Le verre représente 18 % du contenu des bacs de recyclage au Québec. Jusqu'à maintenant le traitement ne permettait pas récupérer un produit parfait, le taux de contaminants résiduels était trop élevé, frisant les 20 %.
Or, le nouvel équipement inauguré au Centre de tri de Québec contient à peine 1 % d'impureté ce qui en fait un produit plus intéressant. Le recycleur peut vendre son produit plus cher puisqu'il est de meilleure qualité et les transformateurs sont assurés d'avoir un approvisionnement intéressant pour sa réutilisation ou la création de nouveau produit.
«Jusqu'à maintenant, le verre récupéré n'avait peu ou pas de valeur, rien de plus que le sable», soulignait jeudi Maryse Vermette, présidente-directrice générale d'Éco Entreprises Québec (ÉEQ) en exposant le nouveau plan Verre l'innovation ÉEQ. 
Sa valeur fluctuait avec les années et il était envoyé principalement vers les États-Unis pour faire de l'isolant, de la laine de verre. Il fallait même que les centres de tri payent pour que les récupérateurs prennent le verre. Cela ne devrait plus être le cas dans un proche avenir.
Le défi du recyclage du verre est un problème nord-américain important, mais la solution est québécoise, ajoutait Mme Vermette. Dans les 15 prochains mois, cinq des dix-huit centres de tri au Québec, incluant celui de la ville de Québec, utiliseront le même type d'appareil dans une phase d'expérimentation. Un sixième centre s'ajoutera dans les prochaines semaines de sorte que 25 % du verre envoyé à la récupération pourra être traité afin de lui donner une seconde vie.
Dans ce nouveau modèle d'affaires, ÉEQ investit 6,7 millions $, dont 5,5 millions $ pour les équipements et 1,2 million $ pour l'aide à la commercialisation. À Québec précisément, ÉEQ injecte 1,9 million $, la Société VIA qui opère le centre de tri met 300 000 $ dans le projet et la Ville de Québec ajoute 80 000 $.
Le verre récupéré pourrait valoir à court terme près de 100 $ la tonne. Dans les centres de tri de la phase de test, on estime que la récupération pourrait se situer aux alentours de 115 000 tonnes.

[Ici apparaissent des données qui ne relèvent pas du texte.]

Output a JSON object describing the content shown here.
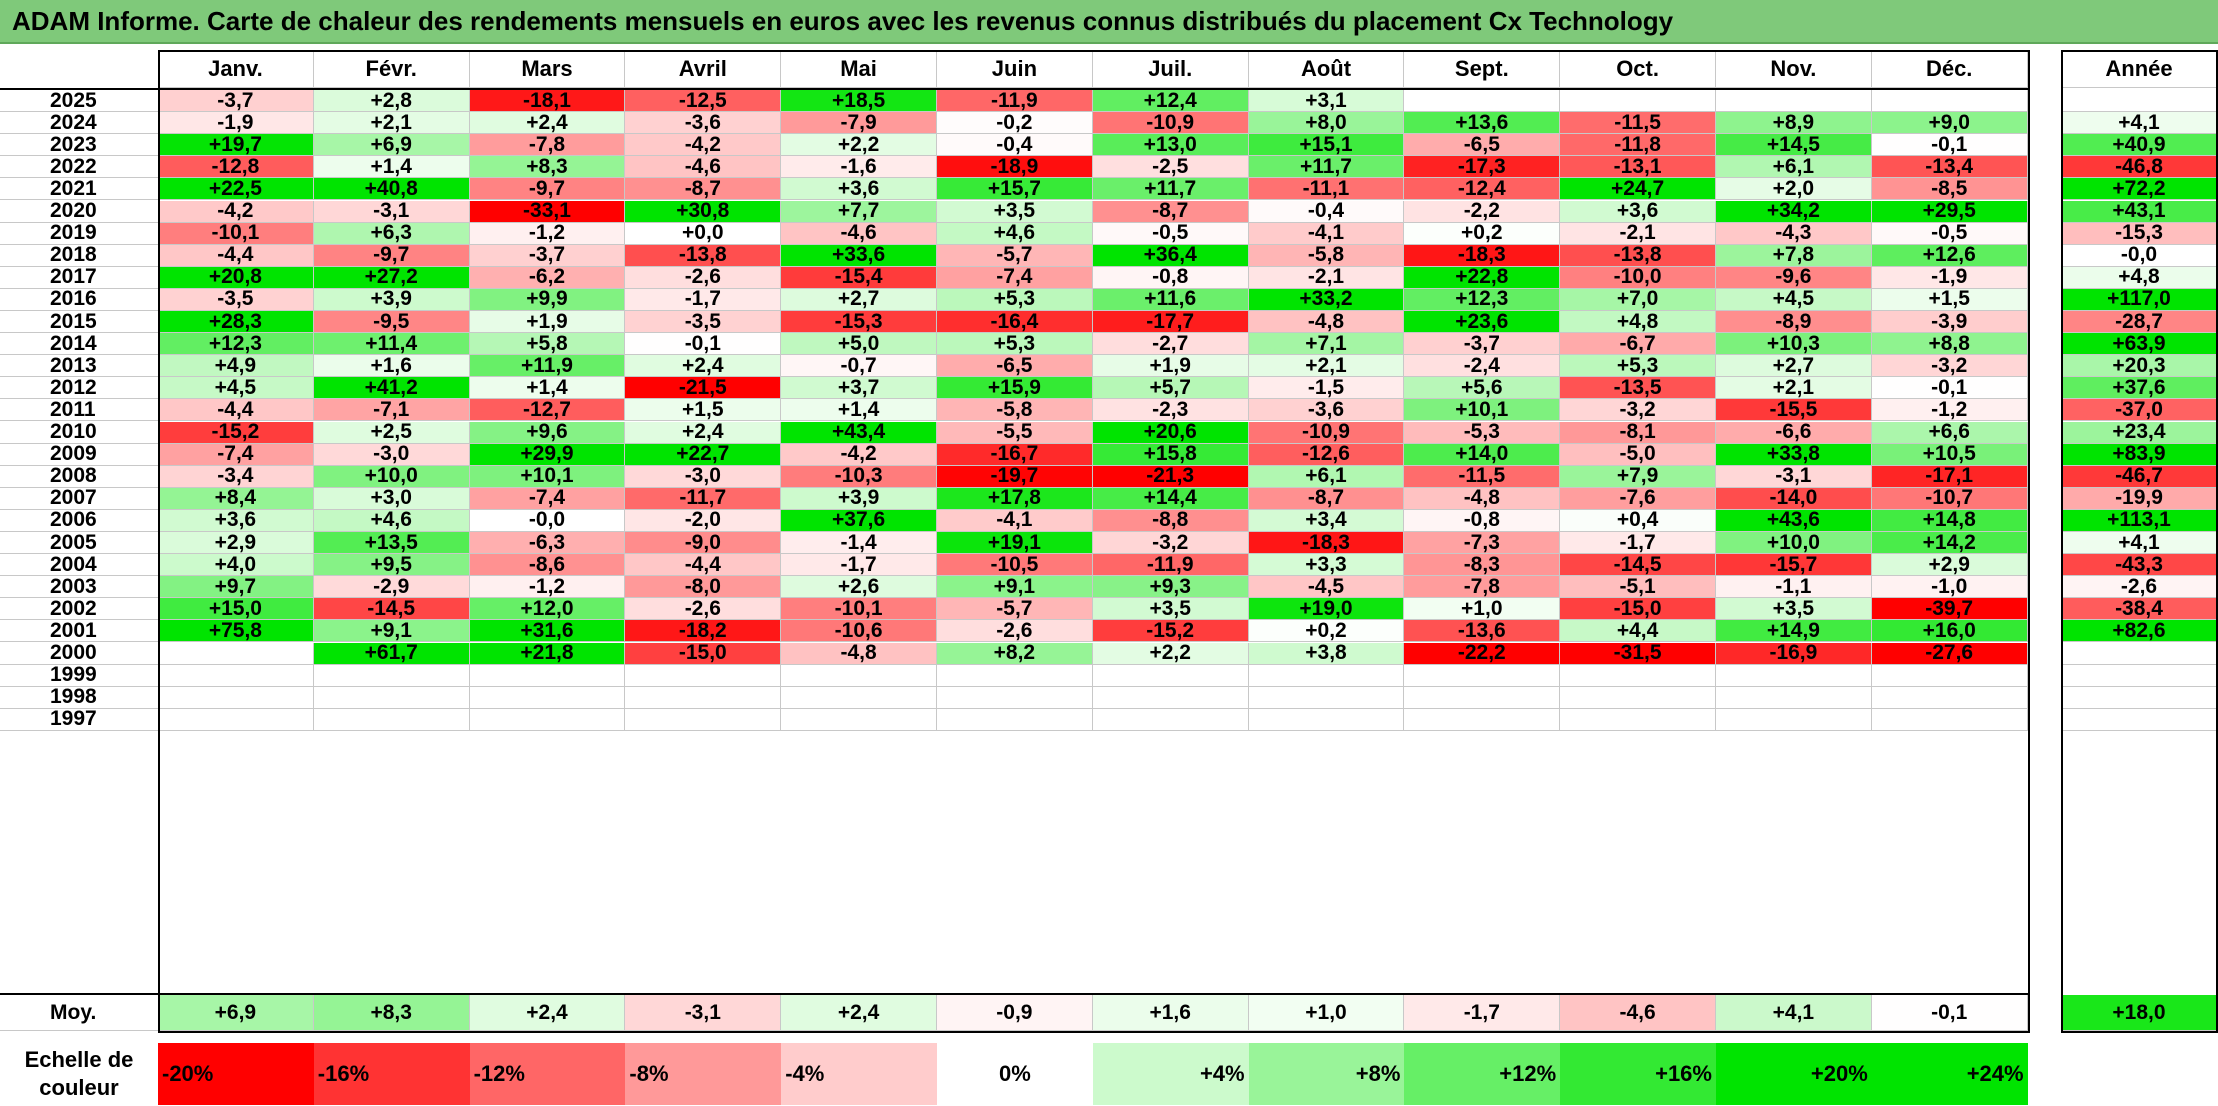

Pour Mme Vermette, il apparaît essentiel que ÉEQ s'engage comme facilitateur pour trouver des débouchés. Une entreprise de la Mauricie, le groupe Bellemare utilisera le verre recyclé dans divers produits, notamment dans le béton, la fabrication d'abrasif pour le nettoyage au jet.
Un des exemples de l'utilisation de la poudre verre dans le béton peut être vu au quai Paquet de Lévis. C'est ce qui lui donne sa couleur blanchâtre particulière.
Parmi les autres du verre sous diverse forme, il y a la filtration de l'eau des piscines ou des services d'aqueduc municipaux, la fabrication de dalles ou du mobilier urbain. On peut même fabriquer du paillis pour les platebandes et refaire des bouteilles.
Outre le soutien aux entreprises, l'apport d'ÉEQ sera aussi dans la certification des produits à basse de verre récupéré de sorte que les débouchés seront plus grands qu'avant.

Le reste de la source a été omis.